When Merchants Don’t Change But Shoppers Do

Mondays can be rough, but at Vestis Retail Group, the start of the work week signaled a different kind of end entirely.

Not only did Vestis itself file for bankruptcy protection, but its retail holdings — sporting goods stores Sport Chalet and Eastern Mountain Sports and apparel brand Bob’s Stores — were suddenly thrown into financial turmoil as well. While Eastern Mountain Sports and Bob’s Stores will likely be absorbed by Vestis’ parent organization, private equity firm Versa Capital Management, Sport Chalet’s 46 stores are in no such luck.

Not only is Sport Chalet’s online store down, but its former customers have until April 29 to return rented equipment and use up balances on gift cards or transfer them to other stores in Versa’s retail family.

As with any store closure, a proper postmortem is in order, and Vestis CEO Mark Walsh was happy to offer his own.

“The continuing shift in consumer behavior away from traditional brick-and-mortar retailers and toward online-only stores, together with increased competition from big box and specialty sporting goods retailers, have contributed to an industry-wide weakness,” Walsh said.

The first half of Walsh’s retail autopsy holds at least some water. Omnichannel is a fact of life now for merchants on either side of the digital-physical divide, and those that can’t cater to that new reality won’t last very long at all. However, is it right to shift the blame for bankruptcy onto “specialty sporting goods retailers?”

For that matter, is it right to use the term “specialty” in this context at all?

It seems beyond argument that the growth of the athleisure market had at least some hand in the profitability decline of Vestis’ retail holdings, but couching the rise of leggings as both yoga- and work-appropriate wear as something niche or with limited appeal might explain how Sport Chalet and EMS found themselves in this place to begin with. Several retailers have conducted stunning turnarounds by pivoting toward the market Walsh puts down. U.K. retailer JD Sports saw year-over-year sales jump 20 percent after focusing on women’s athleisure products over the course of 2015. Even Lululemon, one of the pillars of the supposedly specialty market, has started to expand away from its “niche” products with new stores that combine the fashion appeal of its athletic wear with less exercise-focused purposes.

“We have a whole range of product, and some of it is not meant for sweat at all,” Marcus LeBlanc, design lead at Lululemon’s NYC lab, said of the opening of a new Manhattan storefront. “We’re really addressing your whole day.”

It might be comforting for Vestis to couch its failings as the fault of a plucky underdog sniping consumers away from it, but the reality appears just the opposite: Consumers, their expectations and what they’re willing to pay top dollar for outpaced Bob’s, EMS’ and especially Sport Chalet’s abilities to keep up.
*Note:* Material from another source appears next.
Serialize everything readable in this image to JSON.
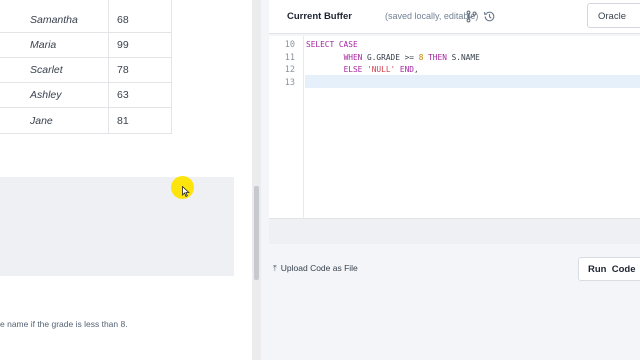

It’s worth noting that Vestis’ bankruptcy isn’t a complete collapse. Versa has issued an offer to retain control of Bob’s and EMS, seeing at least some potential for those brands to perform well in the future. In fact, Walsh took the time to praise the performance of those retailers, saying that, since acquiring both brands on the verge of bankruptcy themselves, “EMS and Bob’s are now delivering solid performance but have been burdened by limited financial flexibility due, in part, to the unique competitive pressures facing Sport Chalet.”

If anything, this is what should worry legacy retailers in every industry and especially so if they have a boom market, like athleisure, not just breathing down their necks but actually occupying rungs on the ladder above them. Traditional retailers may very well have a place in even the most integrated omnichannel markets, but if they don’t have the financial leeway to spend as necessary on digital innovations to stay nimble enough to compete with newcomers (that soon become pillars of new markets) in a cross-platform retail ecosystem, it’s only a matter of time before they get the Sport Chalet treatment in order to cut the chaff weighing down other brands with a better chance of survival.